Parfois elle n’était pas loin de me hurler dessus. Sa logorrhée durait des heures, sans possibilité pour moi de l’aider – donc de m’aider à nous en extraire. Elle refusait énergiquement tout retour à la réalité. Je me suis rappelé de mon diagnostic très prématuré et j’ai dû admettre que mes intuitions analytiques n’étaient guère erronées : je me trompe toujours sur les personnalités, très peu sur les structures et les schèmes.
Et lorsque j’étais face à des profils extrêmement intelligents, fourbes, prévoyants, les masques finissaient par tomber, laissant dans une nudité complète le tableau que Dieu m’avait fait voir au seuil de la porte, aux prémices de l’expérience. Ces inspirations-intuitions sont nécessairement liées au champs transcendental mais lequel ?
Elles se présentent sous forme d’une série d’informations, une sorte de codage, que je suis seule à connaître mais qui existent absolument en dehors de ma subjectivité, en deçà de notre réalité. Flottantes, comme suspendues dans les airs, ces images et ces phrases sont pourtant d’une surprenante précision, en dépit de leur complexité; ramifications; branches; sous branchements; illustrations; souvenirs livresques; mémoires empiriques, eidétique, photographique; expériences en tout genre et archétypes. C’est une vision fulgurante, fractale. Ça se passe au niveau du front, des yeux, autour des oreilles. Une toile de signifiants comportant un nombre indéfini de couches reliés à la probabilité d’un réseau de signifiés, une combinaison lourde mais dynamique, un palimpseste composé de mes lectures mais également du silence plein et des espaces.

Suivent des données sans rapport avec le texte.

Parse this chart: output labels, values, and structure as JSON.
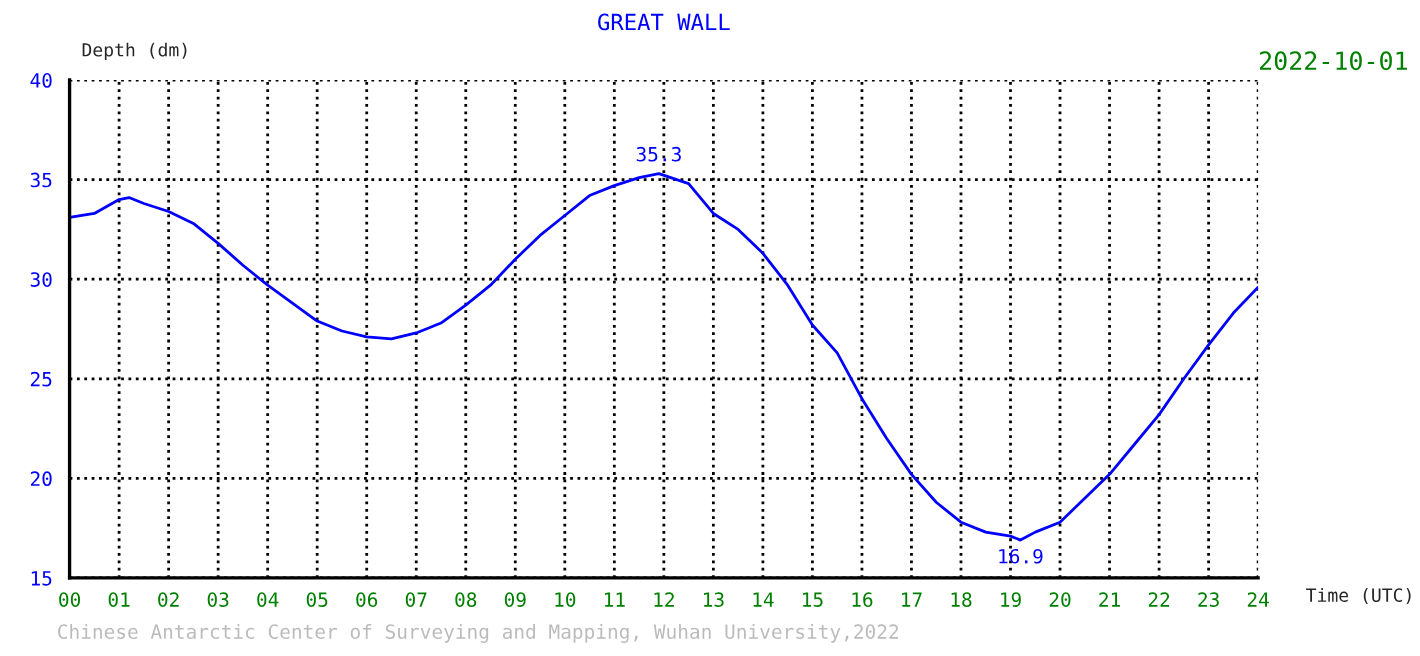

Ces schémas heuristiques ont été à l’origine des décisions les plus importantes, les plus radicales en ce qu’elles impliquaient des changements brusques dans le parcours (forcée que j’étais de transiter — sans relâche — de la multiplicité à l’unité). Mais elles m’accompagnent au quotidien notamment dans le cadre du travail : c’est cette vision naturelle, ce codage mental, ce panorama musical empli de « hiéroglyphes », de notes, de grammaires pluridisciplinaires, d’une somme de concepts et de chiffres que je dois synthétiser pour les mettre à disposition de mes clients, élèves, patient, passants. Lorsque je fais l’effort de le taire, il fait chair : je l’incarne. Et seulement alors je peux donner sans limite autre que ma finitude.